Enclosure, Sraghmore, Co. Wicklow
Co. Wicklow |
Enclosures
On a south-facing slope in Sraghmore, County Wicklow, beside a small stream, there is a circular enclosure approximately twenty metres across that exists more on paper than on the ground.
No earthwork, no bank, no visible trace greets anyone who walks to the spot; the enclosure announces itself only if you happen to be consulting a map drawn nearly two centuries ago.
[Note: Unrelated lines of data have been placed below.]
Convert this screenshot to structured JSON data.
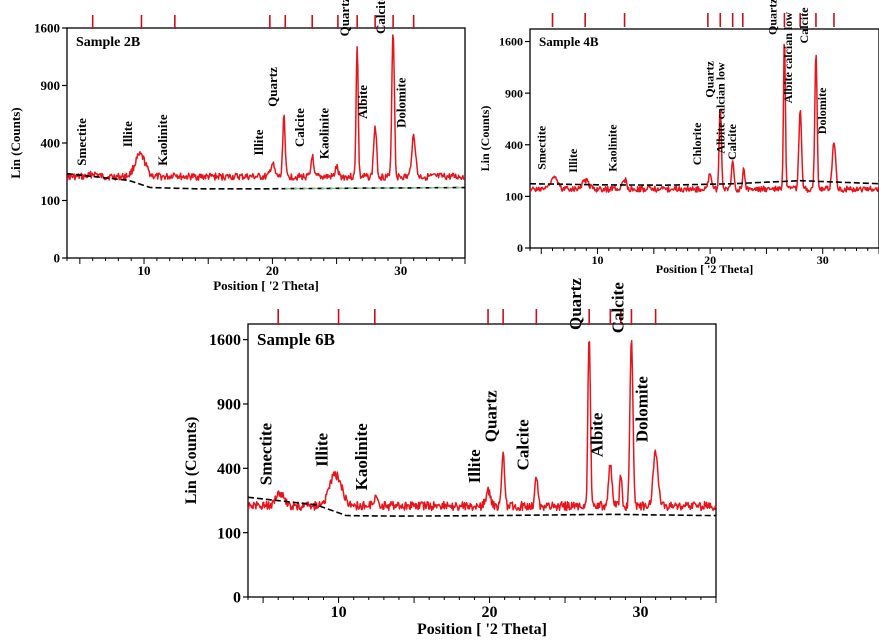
{
  "chart_data": [
    {
      "type": "line",
      "title": "Sample 2B",
      "xlabel": "Position [ '2 Theta]",
      "ylabel": "Lin (Counts)",
      "xlim": [
        4,
        35
      ],
      "ylim": [
        0,
        1600
      ],
      "yscale": "sqrt",
      "x_ticks": [
        10,
        20,
        30
      ],
      "x_tick_labels": [
        "10",
        "20",
        "30"
      ],
      "y_ticks": [
        0,
        100,
        400,
        900,
        1600
      ],
      "y_tick_labels": [
        "0",
        "100",
        "400",
        "900",
        "1600"
      ],
      "show_ylabel": true,
      "grid": false,
      "colors": {
        "pattern": "#e8141c",
        "background": "#000000",
        "background_tail": "#7fc97f",
        "markers": "#c8101a"
      },
      "baseline": 200,
      "background_points": [
        [
          4,
          215
        ],
        [
          8.8,
          182
        ],
        [
          10.5,
          150
        ],
        [
          14,
          145
        ],
        [
          20,
          145
        ],
        [
          28,
          148
        ],
        [
          35,
          150
        ]
      ],
      "peaks": [
        {
          "x": 6.1,
          "y": 215,
          "w": 0.4
        },
        {
          "x": 9.7,
          "y": 320,
          "w": 0.55
        },
        {
          "x": 12.4,
          "y": 215,
          "w": 0.25
        },
        {
          "x": 20.0,
          "y": 270,
          "w": 0.2
        },
        {
          "x": 20.9,
          "y": 620,
          "w": 0.12
        },
        {
          "x": 23.1,
          "y": 320,
          "w": 0.12
        },
        {
          "x": 25.0,
          "y": 250,
          "w": 0.15
        },
        {
          "x": 26.6,
          "y": 1380,
          "w": 0.1
        },
        {
          "x": 28.0,
          "y": 520,
          "w": 0.15
        },
        {
          "x": 29.4,
          "y": 1560,
          "w": 0.12
        },
        {
          "x": 31.0,
          "y": 450,
          "w": 0.2
        }
      ],
      "annotations": [
        {
          "x": 6.1,
          "text": "Smectite"
        },
        {
          "x": 9.7,
          "text": "Illite"
        },
        {
          "x": 12.4,
          "text": "Kaolinite"
        },
        {
          "x": 19.9,
          "text": "Illite"
        },
        {
          "x": 21.0,
          "text": "Quartz"
        },
        {
          "x": 23.1,
          "text": "Calcite"
        },
        {
          "x": 25.0,
          "text": "Kaolinite"
        },
        {
          "x": 26.6,
          "text": "Quartz"
        },
        {
          "x": 28.0,
          "text": "Albite"
        },
        {
          "x": 29.4,
          "text": "Calcite"
        },
        {
          "x": 31.0,
          "text": "Dolomite"
        }
      ],
      "marker_positions": [
        6.0,
        9.8,
        12.4,
        19.8,
        21.0,
        23.1,
        25.1,
        26.6,
        28.0,
        29.4,
        31.0
      ]
    },
    {
      "type": "line",
      "title": "Sample 4B",
      "xlabel": "Position [ '2 Theta]",
      "ylabel": "Lin (Counts)",
      "xlim": [
        4,
        35
      ],
      "ylim": [
        0,
        1800
      ],
      "yscale": "sqrt",
      "x_ticks": [
        10,
        20,
        30
      ],
      "x_tick_labels": [
        "10",
        "20",
        "30"
      ],
      "y_ticks": [
        0,
        100,
        400,
        900,
        1600
      ],
      "y_tick_labels": [
        "0",
        "100",
        "400",
        "900",
        "1600"
      ],
      "show_ylabel": true,
      "grid": false,
      "colors": {
        "pattern": "#e8141c",
        "background": "#000000",
        "background_tail": "#000000",
        "markers": "#c8101a"
      },
      "baseline": 130,
      "background_points": [
        [
          4,
          155
        ],
        [
          10,
          150
        ],
        [
          16,
          148
        ],
        [
          22,
          155
        ],
        [
          28,
          170
        ],
        [
          35,
          155
        ]
      ],
      "peaks": [
        {
          "x": 6.1,
          "y": 185,
          "w": 0.4
        },
        {
          "x": 8.9,
          "y": 170,
          "w": 0.4
        },
        {
          "x": 12.4,
          "y": 175,
          "w": 0.25
        },
        {
          "x": 20.0,
          "y": 210,
          "w": 0.2
        },
        {
          "x": 20.9,
          "y": 760,
          "w": 0.12
        },
        {
          "x": 22.0,
          "y": 280,
          "w": 0.15
        },
        {
          "x": 23.0,
          "y": 240,
          "w": 0.12
        },
        {
          "x": 26.6,
          "y": 1660,
          "w": 0.1
        },
        {
          "x": 28.0,
          "y": 700,
          "w": 0.15
        },
        {
          "x": 29.4,
          "y": 1450,
          "w": 0.12
        },
        {
          "x": 31.0,
          "y": 420,
          "w": 0.2
        }
      ],
      "annotations": [
        {
          "x": 6.1,
          "text": "Smectite"
        },
        {
          "x": 8.9,
          "text": "Illite"
        },
        {
          "x": 12.4,
          "text": "Kaolinite"
        },
        {
          "x": 19.9,
          "text": "Chlorite"
        },
        {
          "x": 21.0,
          "text": "Quartz"
        },
        {
          "x": 22.0,
          "text": "Albite calcian low"
        },
        {
          "x": 23.0,
          "text": "Calcite"
        },
        {
          "x": 26.6,
          "text": "Quartz"
        },
        {
          "x": 28.0,
          "text": "Albite calcian low"
        },
        {
          "x": 29.4,
          "text": "Calcite"
        },
        {
          "x": 31.0,
          "text": "Dolomite"
        }
      ],
      "marker_positions": [
        6.0,
        8.9,
        12.4,
        19.8,
        20.9,
        22.0,
        22.9,
        26.6,
        28.0,
        29.4,
        31.0
      ]
    },
    {
      "type": "line",
      "title": "Sample 6B",
      "xlabel": "Position [ '2 Theta]",
      "ylabel": "Lin (Counts)",
      "xlim": [
        4,
        35
      ],
      "ylim": [
        0,
        1800
      ],
      "yscale": "sqrt",
      "x_ticks": [
        10,
        20,
        30
      ],
      "x_tick_labels": [
        "10",
        "20",
        "30"
      ],
      "y_ticks": [
        0,
        100,
        400,
        900,
        1600
      ],
      "y_tick_labels": [
        "0",
        "100",
        "400",
        "900",
        "1600"
      ],
      "show_ylabel": true,
      "grid": false,
      "colors": {
        "pattern": "#e8141c",
        "background": "#000000",
        "background_tail": "#000000",
        "markers": "#c8101a"
      },
      "baseline": 200,
      "background_points": [
        [
          4,
          240
        ],
        [
          8.5,
          205
        ],
        [
          10.5,
          160
        ],
        [
          14,
          158
        ],
        [
          20,
          160
        ],
        [
          28,
          165
        ],
        [
          35,
          160
        ]
      ],
      "peaks": [
        {
          "x": 6.1,
          "y": 260,
          "w": 0.4
        },
        {
          "x": 9.8,
          "y": 360,
          "w": 0.55
        },
        {
          "x": 12.4,
          "y": 235,
          "w": 0.25
        },
        {
          "x": 19.9,
          "y": 270,
          "w": 0.2
        },
        {
          "x": 20.9,
          "y": 520,
          "w": 0.12
        },
        {
          "x": 23.1,
          "y": 340,
          "w": 0.12
        },
        {
          "x": 26.6,
          "y": 1680,
          "w": 0.1
        },
        {
          "x": 28.0,
          "y": 420,
          "w": 0.15
        },
        {
          "x": 28.7,
          "y": 360,
          "w": 0.1
        },
        {
          "x": 29.4,
          "y": 1580,
          "w": 0.12
        },
        {
          "x": 31.0,
          "y": 520,
          "w": 0.2
        }
      ],
      "annotations": [
        {
          "x": 6.1,
          "text": "Smectite"
        },
        {
          "x": 9.8,
          "text": "Illite"
        },
        {
          "x": 12.4,
          "text": "Kaolinite"
        },
        {
          "x": 19.9,
          "text": "Illite"
        },
        {
          "x": 21.0,
          "text": "Quartz"
        },
        {
          "x": 23.1,
          "text": "Calcite"
        },
        {
          "x": 26.6,
          "text": "Quartz"
        },
        {
          "x": 28.0,
          "text": "Albite"
        },
        {
          "x": 29.4,
          "text": "Calcite"
        },
        {
          "x": 31.0,
          "text": "Dolomite"
        }
      ],
      "marker_positions": [
        6.0,
        10.0,
        12.4,
        19.9,
        20.9,
        23.1,
        26.6,
        28.0,
        28.7,
        29.4,
        31.0
      ]
    }
  ]
}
The evidence for it comes from the Ordnance Survey's six-inch map of 1838, where surveyors recorded the feature using hachures, the short radiating lines that cartographers used to indicate raised earthworks or sloped ground. That a trained surveyor considered it worth marking suggests something was legible in the landscape at the time, even if whatever remained of the bank or ditch has since been ploughed, grazed, or simply weathered away. Circular enclosures of this kind are common across Ireland and can date from the prehistoric period through to the early medieval, sometimes serving as settlement enclosures, sometimes as farmsteads, sometimes as ceremonial spaces. Without excavation, the Sraghmore example carries no firm date, only the outline caught by a nineteenth-century pencil.
What remains, then, is largely cartographic. The 1838 map preserves a moment when the enclosure had enough physical presence to be recorded, and that record is now the thing itself.